Supplementary exercise 4.115 of IPS7e
-------------------------------------

Positive predictive value of a diagnostic test for an abnormal gene 
related to cystic fibrosis. Note that the calculations here will follow the 
scheme from slide 3L-10 closely. The information given to us is:

  test sensitivity = P(T+|D+) = 0.90
  test specificity = 1-P(T+|D-) = 1-0 = 1
  prevalence (European ancestry) = 1/25 = 0.04

We calculate the predictive value of a positive test result as follows:

  P(D+|T+) = P(T+|D+)*P(D+) / [P(T+|D+)*P(D+) + P(T+|D-)*P(D-)]
           = 0.90*0.04 / [0.90*0.04 + 0*0.96] = 0.90*0.04 / 0.90*0.04 = 1

The positive predictive value is 1! This should actually not come as a
surprise because the text of the question says explicitly that the test
is never positive for people who are not carriers. In other words, the
test never produces a false positive. Therefore, if a subject (Jason) tests
positive, we can be sure the person is indeed a carrier.
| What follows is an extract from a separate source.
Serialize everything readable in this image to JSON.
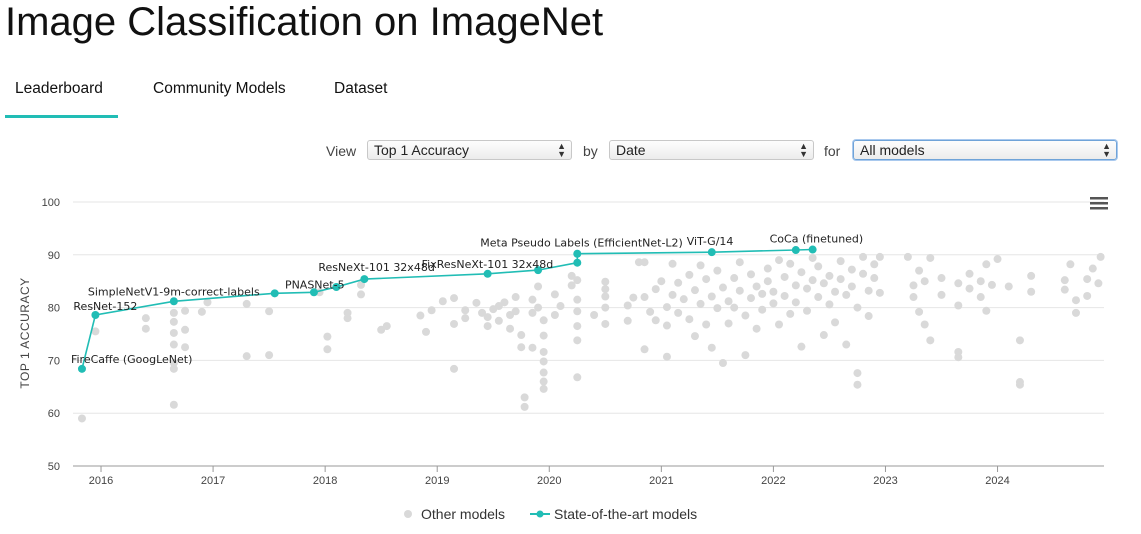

Let us for illustration also compute the negative predictive value. The
formula for this is similar to the formula for the positive predictive
value when switching D+ to D- and T+ to T-,

  P(D-|T-) = P(T-|D-)*P(D-) / [P(T-|D-)*P(D-) + P(T-|D+)*P(D+)]
           = 1*0.96 / [1*0.96 + 0.10*0.04] = 0.96 / 0.964 = 0.996

Also here we can be pretty sure the test gives the correct answer.